Not only did Texas defensive tackle Lamarr Houston make a point of discussing the OU defense, he mentioned several players by name, including Gerald McCoy, Auston English, Jeremy Beal, Ryan Reynolds and Travis Lewis.
"They're just really good," Houston said. "You watch TV. You know their names."
Time to reload
Oklahoma has had several missing ingredients so far this season due to injuries, among them being prominent contributors in quarterback Sam Bradford, tight end Jermaine Gresham and wide receiver Ryan Broyles.
The Sooners also have lost two games by one point.
So how does Texas prepare? Do the Longhorns expect OU to be at full strength (other than Gresham), or do they try to exploit the Sooners in areas where previous opponents have had success?
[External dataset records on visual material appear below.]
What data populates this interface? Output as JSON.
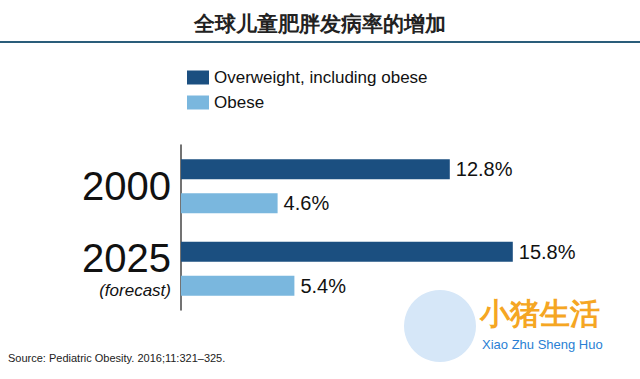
{
  "chart_data": {
    "type": "bar",
    "title": "全球儿童肥胖发病率的增加",
    "orientation": "horizontal",
    "categories": [
      "2000",
      "2025\n(forecast)"
    ],
    "series": [
      {
        "name": "Overweight, including obese",
        "color": "#1b4f80",
        "values": [
          12.8,
          15.8
        ],
        "value_labels": [
          "12.8%",
          "15.8%"
        ]
      },
      {
        "name": "Obese",
        "color": "#7ab7de",
        "values": [
          4.6,
          5.4
        ],
        "value_labels": [
          "4.6%",
          "5.4%"
        ]
      }
    ],
    "xlim": [
      0,
      20
    ],
    "xticks": [
      0,
      20
    ],
    "data_labels": true,
    "tick_labels": "y",
    "legend": "top",
    "grid": false,
    "source": "Source: Pediatric Obesity. 2016;11:321–325.",
    "annotations": [
      "小猪生活",
      "Xiao Zhu Sheng Huo"
    ]
  }
}
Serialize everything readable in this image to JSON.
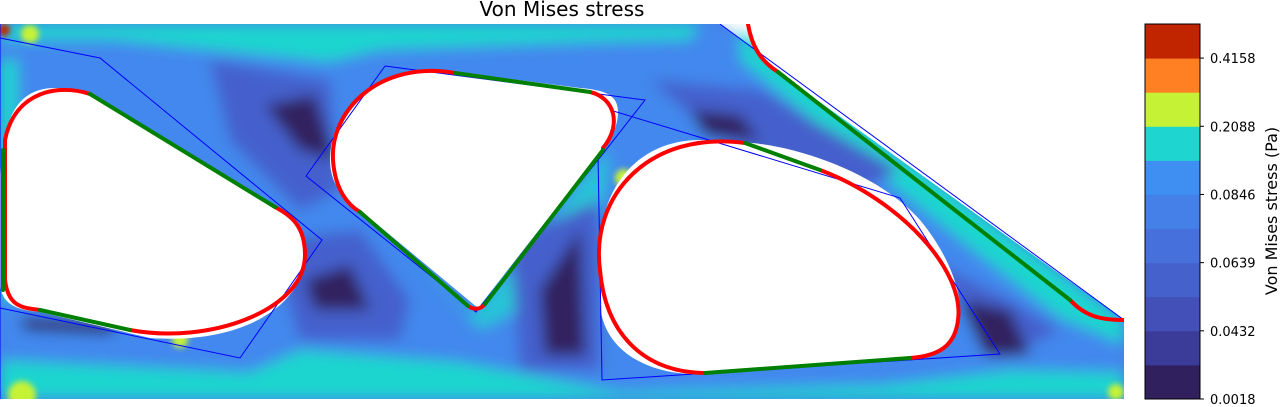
{
  "chart_data": {
    "type": "heatmap",
    "title": "Von Mises stress",
    "colorbar": {
      "label": "Von Mises stress (Pa)",
      "levels": [
        {
          "value": 0.0018,
          "color": "#30215e"
        },
        {
          "value": 0.0225,
          "color": "#3b3b99"
        },
        {
          "value": 0.0432,
          "color": "#4250b7"
        },
        {
          "value": 0.0535,
          "color": "#4461cc"
        },
        {
          "value": 0.0639,
          "color": "#4670db"
        },
        {
          "value": 0.0742,
          "color": "#4580e8"
        },
        {
          "value": 0.0846,
          "color": "#3f8ef2"
        },
        {
          "value": 0.1467,
          "color": "#1fd5cf"
        },
        {
          "value": 0.2088,
          "color": "#c6f235"
        },
        {
          "value": 0.3123,
          "color": "#ff8023"
        },
        {
          "value": 0.4158,
          "color": "#c02500"
        },
        {
          "value": 0.5193,
          "color": ""
        }
      ],
      "tick_labels": [
        "0.0018",
        "0.0432",
        "0.0639",
        "0.0846",
        "0.2088",
        "0.4158"
      ]
    },
    "legend": "none",
    "grid": false,
    "axes_visible": false
  },
  "colors": {
    "background_field": "#3f8ef2",
    "high_band": "#1fd5cf",
    "low_band": "#30215e",
    "boundary_red": "#ff0000",
    "boundary_green": "#008000",
    "outline_blue": "#0000ff"
  }
}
"We expect the best from them," Brown said. "I got to see a little bit of the first half (against Baylor last Saturday) before walking out to our (Colorado) pre-game and what I thought was, 'They're like us.' Every time a guy steps out, there's another really good player that comes in. They don't talk a lot about injuries and we don't, because we both have had a bunch of them over time.
"What you've got at these two schools (are) guys to step up and take their place and move forward. They might not be as experienced, but they're really good. I heard No. 24 (backup wide receiver Dejuan Miller) was a track champion in New Jersey and he's the guy who replaces someone when they take him out. He's a national sprinter and I thought, 'Boy, that's too bad.' They can all run. They've got good players. We've got good players. You don't talk about who you don't have. You talk about who you've got."
In many ways, the week before OU-Texas can be more challenging for coaches than the week of the game.
"There is a tremendous amount of pressure put on these kids every day about this game, and the coaches," Brown said. "That's the way this game is. It's about conversation, and then you have to go play good on Saturday.
"Last week (preparing for Colorado), we had to stir things up, and I mean that. Nobody last week was talking about Colorado. The kids can tell the difference. When you pull up for the Texas-OU game, people are shaking your bus. Before CU they're sitting around talking, wondering what time it is [yawning] and trying to get to the game on time. And you wonder, 'Why don't those kids play as hard? I'm just amazed at the way they don't play as hard.' I remember last year's post-Colorado talk was exactly the same as this one.
"These kids understand it. They get it. We will not have to say much this week. Last week, we had to. They can see film. Film doesn't lie."